Dust off your Converse and grab your favorite hoodie, Richmonders. Pop-punk outfit Jimmy Eat World is making a pit stop in town this Tuesday at The National as part of their Surviving Tour and XL102’s Friendsgiving Show Series.
Originally based in Mesa, Arizona, Jimmy Eat World — Jim Adkins on lead guitar and vocals, Zach Lind on drums, Tom Linton on rhythm guitar, and Rick Burch on bass — originally got its kitschy name from a drawing. After a fight between Linton’s younger brothers, Jim and Ed, Ed drew a picture of Jim shoving the world in his mouth. The rest, as they say, is history.
Jimmy Eat World is undeniably best known for their fourth album, the certified-platinum Bleed American, which featured hits of your middle school youth like “The Middle” and “Sweetness.” If you thought that album was self-titled, you’re not losing your mind — it was actually known as Jimmy Eat World for seven years. This was due to a title change prompted by the September 11 attacks, which occurred seven weeks after its release.
The Surviving Tour will no doubt touch on a few of these jams of yore, but the tour is actually in support of their tenth studio record, Surviving, which was released on October 18th and features leadoff single “All The Way.”
The band’s previous album was Integrity Blues, their ninth, which was released in 2016 and featured the single “Get Right.” That album was the first released after bandleader and chief songwriter Jim Adkins sought treatment for alcohol abuse, and that action fueled the songs he wrote for Integrity Blues.
“Instead of writing about a problem, I wanted to write about a solution,” Adkins said of Integrity Blues in a 2016 statement. “If you look at your life for what’s going wrong, it won’t be too hard to find things.
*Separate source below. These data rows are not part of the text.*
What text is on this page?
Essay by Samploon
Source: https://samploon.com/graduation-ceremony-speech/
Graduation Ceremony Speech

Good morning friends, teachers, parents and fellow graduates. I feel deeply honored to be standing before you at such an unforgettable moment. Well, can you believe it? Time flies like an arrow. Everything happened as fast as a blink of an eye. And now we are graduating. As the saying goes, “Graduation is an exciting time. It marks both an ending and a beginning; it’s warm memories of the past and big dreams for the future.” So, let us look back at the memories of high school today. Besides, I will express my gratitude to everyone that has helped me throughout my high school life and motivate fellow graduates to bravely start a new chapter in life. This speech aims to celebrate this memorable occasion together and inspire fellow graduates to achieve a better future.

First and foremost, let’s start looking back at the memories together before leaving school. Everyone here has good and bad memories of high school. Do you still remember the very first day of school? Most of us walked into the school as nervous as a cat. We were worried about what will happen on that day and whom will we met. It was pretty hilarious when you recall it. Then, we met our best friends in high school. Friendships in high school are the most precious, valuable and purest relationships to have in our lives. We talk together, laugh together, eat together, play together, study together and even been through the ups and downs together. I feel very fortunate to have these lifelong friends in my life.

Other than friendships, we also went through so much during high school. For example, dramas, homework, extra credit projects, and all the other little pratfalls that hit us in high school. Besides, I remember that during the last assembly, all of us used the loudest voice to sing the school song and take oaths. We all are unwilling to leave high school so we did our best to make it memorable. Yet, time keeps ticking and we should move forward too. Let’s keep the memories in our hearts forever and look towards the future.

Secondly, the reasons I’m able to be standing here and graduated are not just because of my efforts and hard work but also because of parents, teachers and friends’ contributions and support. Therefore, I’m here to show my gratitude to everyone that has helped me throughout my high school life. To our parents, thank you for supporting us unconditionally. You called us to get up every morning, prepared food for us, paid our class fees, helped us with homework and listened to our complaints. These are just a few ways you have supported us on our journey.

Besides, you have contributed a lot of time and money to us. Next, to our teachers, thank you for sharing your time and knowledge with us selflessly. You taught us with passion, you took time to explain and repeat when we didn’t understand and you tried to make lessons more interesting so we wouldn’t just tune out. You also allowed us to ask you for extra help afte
If you start looking at what you have rather than what you’re missing out on, you come away from things with a much different perspective that’s a lot more grateful and positive.”
Now six years sober, on Surviving Adkins is taking another look at the things that make him, and so many other people, feel trapped in their own unhappiness. “I think we’re much more likely to try to rationalize and justify our unhappiness instead of looking at what might be behind that and [taking] action,” he told Alternative Press. “Like I say in one of the songs, it’s the difference between surviving and really living.”
This kind of introspection and continued growth, not just musically but emotionally, is what makes Jimmy Eat World endure while many other pop-punk bands tend to scrape off or fade away like the bumper stickers we put on our cars a decade ago. They’ve grown and gotten better, aging like the finest wine. On Surviving, Jimmy Eat World proves that they’re here to stay.
Jimmy Eat World will be performing on Tuesday, November 19 at The National, with special guests Pronoun. Doors open at 6:30 pm, and the show starts at 7:30. Tickets are $29.50 in advance, and can be bought at the box office or at thenationalva.com.